Watch Voxelis AI transform wildfire aircraft into life-saving nodes with AI.

8. Waabi: Revolutionizing autonomous transportation through Physical AI

Toronto, Ontario

Physical AI—systems that can perceive, reason, and act in the world around them—is here, and Waabi is leading the charge. Founded by AI pioneer Raquel Urtasun, the Toronto-based company is applying this technology where it can have the greatest impact: autonomous vehicles.

women posing
Raquel Urtasun, Founder and CEO, Waabi

Transportation moves everything—people, food, medicine—yet the industry is straining under driver shortages and growing congestion. Rather than logging billions of real-world kilometres like others in the space, Waabi develops in simulation first. Waabi World, a generative AI simulation platform running on AWS using Amazon EC2 and Amazon S3 tests millions of driving scenarios overnight that would take years to encounter on real roads.At the centre of it all is the Waabi Driver—a fully autonomous system powering both long-haul trucks and robotaxis through a single shared AI model.
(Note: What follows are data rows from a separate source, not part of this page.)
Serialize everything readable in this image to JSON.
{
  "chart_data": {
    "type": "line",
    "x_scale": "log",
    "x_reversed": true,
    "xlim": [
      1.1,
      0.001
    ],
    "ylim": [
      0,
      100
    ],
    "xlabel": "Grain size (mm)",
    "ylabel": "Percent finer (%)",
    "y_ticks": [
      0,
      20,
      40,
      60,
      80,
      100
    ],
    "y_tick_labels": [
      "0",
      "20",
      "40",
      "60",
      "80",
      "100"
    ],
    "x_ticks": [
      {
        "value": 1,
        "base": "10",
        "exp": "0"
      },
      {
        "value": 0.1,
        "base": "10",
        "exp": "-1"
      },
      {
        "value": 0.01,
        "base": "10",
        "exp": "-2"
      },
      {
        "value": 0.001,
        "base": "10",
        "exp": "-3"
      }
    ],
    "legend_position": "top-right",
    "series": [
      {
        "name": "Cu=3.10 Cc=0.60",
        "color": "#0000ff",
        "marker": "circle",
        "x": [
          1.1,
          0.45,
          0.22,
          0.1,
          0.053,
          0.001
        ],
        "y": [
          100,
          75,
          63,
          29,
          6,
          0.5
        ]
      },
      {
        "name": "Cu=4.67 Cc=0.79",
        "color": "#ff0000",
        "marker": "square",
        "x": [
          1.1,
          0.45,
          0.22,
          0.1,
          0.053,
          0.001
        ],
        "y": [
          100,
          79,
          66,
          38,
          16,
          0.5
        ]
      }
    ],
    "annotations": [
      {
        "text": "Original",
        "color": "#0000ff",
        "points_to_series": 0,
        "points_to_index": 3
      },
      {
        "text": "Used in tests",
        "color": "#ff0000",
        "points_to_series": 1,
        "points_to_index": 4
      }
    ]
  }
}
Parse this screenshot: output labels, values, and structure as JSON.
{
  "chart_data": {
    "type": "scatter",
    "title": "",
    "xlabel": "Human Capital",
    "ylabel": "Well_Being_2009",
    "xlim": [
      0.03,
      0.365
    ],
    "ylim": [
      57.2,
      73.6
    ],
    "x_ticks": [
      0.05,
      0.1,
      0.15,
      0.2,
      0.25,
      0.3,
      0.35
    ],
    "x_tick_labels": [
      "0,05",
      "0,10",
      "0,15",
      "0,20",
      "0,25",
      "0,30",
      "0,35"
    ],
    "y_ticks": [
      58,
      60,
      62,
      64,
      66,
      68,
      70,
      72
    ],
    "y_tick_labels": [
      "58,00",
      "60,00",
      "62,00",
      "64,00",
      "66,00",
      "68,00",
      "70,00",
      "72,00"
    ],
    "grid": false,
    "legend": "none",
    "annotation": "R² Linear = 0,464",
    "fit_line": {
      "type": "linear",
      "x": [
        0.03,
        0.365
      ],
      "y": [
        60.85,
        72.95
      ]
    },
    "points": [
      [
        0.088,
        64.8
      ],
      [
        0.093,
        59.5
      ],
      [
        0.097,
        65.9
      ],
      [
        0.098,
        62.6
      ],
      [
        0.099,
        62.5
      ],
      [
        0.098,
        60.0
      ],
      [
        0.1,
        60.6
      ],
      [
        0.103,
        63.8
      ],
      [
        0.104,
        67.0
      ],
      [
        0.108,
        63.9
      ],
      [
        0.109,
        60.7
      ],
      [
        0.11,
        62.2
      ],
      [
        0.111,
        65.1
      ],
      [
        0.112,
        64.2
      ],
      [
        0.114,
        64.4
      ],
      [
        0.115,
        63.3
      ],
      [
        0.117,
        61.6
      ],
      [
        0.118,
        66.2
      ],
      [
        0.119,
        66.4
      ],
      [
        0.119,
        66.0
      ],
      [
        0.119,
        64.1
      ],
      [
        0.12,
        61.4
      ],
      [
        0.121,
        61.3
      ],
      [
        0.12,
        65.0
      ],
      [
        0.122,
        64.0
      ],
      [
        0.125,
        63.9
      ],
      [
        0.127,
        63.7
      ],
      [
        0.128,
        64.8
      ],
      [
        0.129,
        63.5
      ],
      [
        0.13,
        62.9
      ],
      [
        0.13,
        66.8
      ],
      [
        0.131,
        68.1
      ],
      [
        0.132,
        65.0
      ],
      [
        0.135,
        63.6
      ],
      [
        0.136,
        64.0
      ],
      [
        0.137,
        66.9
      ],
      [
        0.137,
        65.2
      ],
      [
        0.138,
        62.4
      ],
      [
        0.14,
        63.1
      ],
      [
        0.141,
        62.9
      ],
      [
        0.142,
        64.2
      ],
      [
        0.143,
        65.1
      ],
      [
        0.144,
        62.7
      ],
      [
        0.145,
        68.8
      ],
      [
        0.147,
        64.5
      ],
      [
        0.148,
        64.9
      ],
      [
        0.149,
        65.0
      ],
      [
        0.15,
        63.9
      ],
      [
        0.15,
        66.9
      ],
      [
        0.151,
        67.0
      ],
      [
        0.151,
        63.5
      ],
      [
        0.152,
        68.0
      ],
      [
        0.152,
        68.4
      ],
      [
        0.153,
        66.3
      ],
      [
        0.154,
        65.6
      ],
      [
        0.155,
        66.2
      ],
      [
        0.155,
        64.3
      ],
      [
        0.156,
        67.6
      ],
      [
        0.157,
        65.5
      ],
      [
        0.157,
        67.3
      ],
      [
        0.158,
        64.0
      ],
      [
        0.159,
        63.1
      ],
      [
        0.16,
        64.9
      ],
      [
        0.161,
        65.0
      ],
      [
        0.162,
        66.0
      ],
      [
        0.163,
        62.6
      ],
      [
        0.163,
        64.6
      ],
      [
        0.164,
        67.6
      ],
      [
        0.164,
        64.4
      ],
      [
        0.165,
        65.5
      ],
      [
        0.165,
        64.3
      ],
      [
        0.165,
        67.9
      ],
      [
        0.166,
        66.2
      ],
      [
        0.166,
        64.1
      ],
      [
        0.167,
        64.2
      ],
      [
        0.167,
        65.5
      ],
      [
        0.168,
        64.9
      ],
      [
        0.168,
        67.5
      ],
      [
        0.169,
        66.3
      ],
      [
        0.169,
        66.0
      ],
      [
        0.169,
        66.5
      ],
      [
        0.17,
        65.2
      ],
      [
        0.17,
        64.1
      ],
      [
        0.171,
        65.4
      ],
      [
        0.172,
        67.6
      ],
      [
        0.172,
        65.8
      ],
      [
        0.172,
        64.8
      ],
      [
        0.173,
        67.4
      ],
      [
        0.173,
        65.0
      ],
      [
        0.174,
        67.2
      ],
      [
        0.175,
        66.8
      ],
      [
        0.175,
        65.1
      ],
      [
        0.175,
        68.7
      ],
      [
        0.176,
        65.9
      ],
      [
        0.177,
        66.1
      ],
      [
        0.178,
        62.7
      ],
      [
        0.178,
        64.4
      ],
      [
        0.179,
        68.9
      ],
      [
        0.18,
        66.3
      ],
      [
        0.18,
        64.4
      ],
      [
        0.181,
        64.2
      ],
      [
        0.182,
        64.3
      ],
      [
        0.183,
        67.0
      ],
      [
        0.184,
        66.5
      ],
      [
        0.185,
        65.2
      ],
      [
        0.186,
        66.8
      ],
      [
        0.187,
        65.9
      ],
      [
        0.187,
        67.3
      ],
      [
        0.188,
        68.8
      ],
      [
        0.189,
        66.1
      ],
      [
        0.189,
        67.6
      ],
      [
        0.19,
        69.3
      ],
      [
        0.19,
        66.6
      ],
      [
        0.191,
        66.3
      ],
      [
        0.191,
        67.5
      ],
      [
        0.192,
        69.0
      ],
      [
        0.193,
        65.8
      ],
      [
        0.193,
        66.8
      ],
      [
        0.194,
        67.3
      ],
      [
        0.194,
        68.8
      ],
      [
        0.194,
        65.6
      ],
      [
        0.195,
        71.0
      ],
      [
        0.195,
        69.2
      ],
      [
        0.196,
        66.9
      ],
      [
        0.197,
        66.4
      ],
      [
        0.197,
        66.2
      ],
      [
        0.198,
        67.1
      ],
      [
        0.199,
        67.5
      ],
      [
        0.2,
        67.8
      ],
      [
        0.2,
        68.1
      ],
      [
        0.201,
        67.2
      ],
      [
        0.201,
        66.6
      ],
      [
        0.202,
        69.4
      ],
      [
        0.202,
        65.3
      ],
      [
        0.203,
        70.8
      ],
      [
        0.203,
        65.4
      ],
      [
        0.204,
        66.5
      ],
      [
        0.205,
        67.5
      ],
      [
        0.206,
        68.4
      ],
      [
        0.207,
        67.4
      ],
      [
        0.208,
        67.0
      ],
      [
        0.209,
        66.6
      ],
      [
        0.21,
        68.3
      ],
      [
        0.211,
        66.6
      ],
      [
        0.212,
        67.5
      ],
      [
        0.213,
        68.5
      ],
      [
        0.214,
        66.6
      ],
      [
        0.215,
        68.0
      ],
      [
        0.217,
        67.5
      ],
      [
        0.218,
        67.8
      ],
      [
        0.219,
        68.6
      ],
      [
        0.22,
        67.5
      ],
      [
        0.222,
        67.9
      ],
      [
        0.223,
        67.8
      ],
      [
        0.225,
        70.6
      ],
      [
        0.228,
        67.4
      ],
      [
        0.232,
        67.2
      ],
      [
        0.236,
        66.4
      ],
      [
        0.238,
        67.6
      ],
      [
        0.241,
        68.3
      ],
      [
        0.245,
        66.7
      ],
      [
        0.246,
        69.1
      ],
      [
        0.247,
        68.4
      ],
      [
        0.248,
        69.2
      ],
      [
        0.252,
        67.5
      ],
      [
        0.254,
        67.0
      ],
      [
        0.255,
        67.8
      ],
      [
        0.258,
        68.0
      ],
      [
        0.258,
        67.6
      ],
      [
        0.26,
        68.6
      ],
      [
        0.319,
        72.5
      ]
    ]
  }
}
The results: a partnership with Volvo producing the VNL Autonomous truck, over one billion dollars USD raised in 2026—believed to be the largest funding round in Canadian history—and a deal with Uber to deploy 25,000 robotaxis.

"We can train and test under all conditions, so that we can deploy safely. We are building an incredible generational company here in Canada that is going to change the world." says Urtasun.

See how Waabi drives the Physical AI revolution with autonomous vehicules.

9. Waste Robotics: How computer vision and robotics are turning waste into the world's next resource

Trois-Rivières, Québec

Humanity generates 10 billion tons of waste per year—the equivalent of 45 garbage trucks every single second—and efficient sorting is at the heart of solving it. Waste Robotics is helping to sort what facilities could previously never keep on top of—recyclables, construction materials and trash—with AI-powered robots across facilities worldwide. Using AWS for compute, model training, and global connectivity, Waste Robotics’ robots sort at consistent, predictable rates, recognizing objects at 98–99% precision, and most importantly, help chip away at the ever-growing mountain of waste.

man posing
Eric Camirand, Co-founder and CEO, Waste Robotics

"We are pushing the limits of what's possible in terms of circularity with AI and robotics,” says Eric Camirand, cofounder and CEO of Waste Robotics. “Today, we have all the tools and technology to accomplish true circularity of the products we consume."

Discover Waste Robotics' AI robots, sorting through the world's waste.

A shared belief
These nine organizations operate in vastly different industries—from fintech to healthcare, from classrooms to chemistry labs, from haptics to highway trucking. But they share a conviction that AI's greatest purpose is solving problems that matter for people.

Together, they represent the breadth and depth of Canada's AI ecosystem: world-class talent, bold ambition, and a commitment to building technology that serves human progress—here and beyond.

This is AWS Canada's AI Innovators—where breakthrough ideas meet purpose, and innovation changes lives.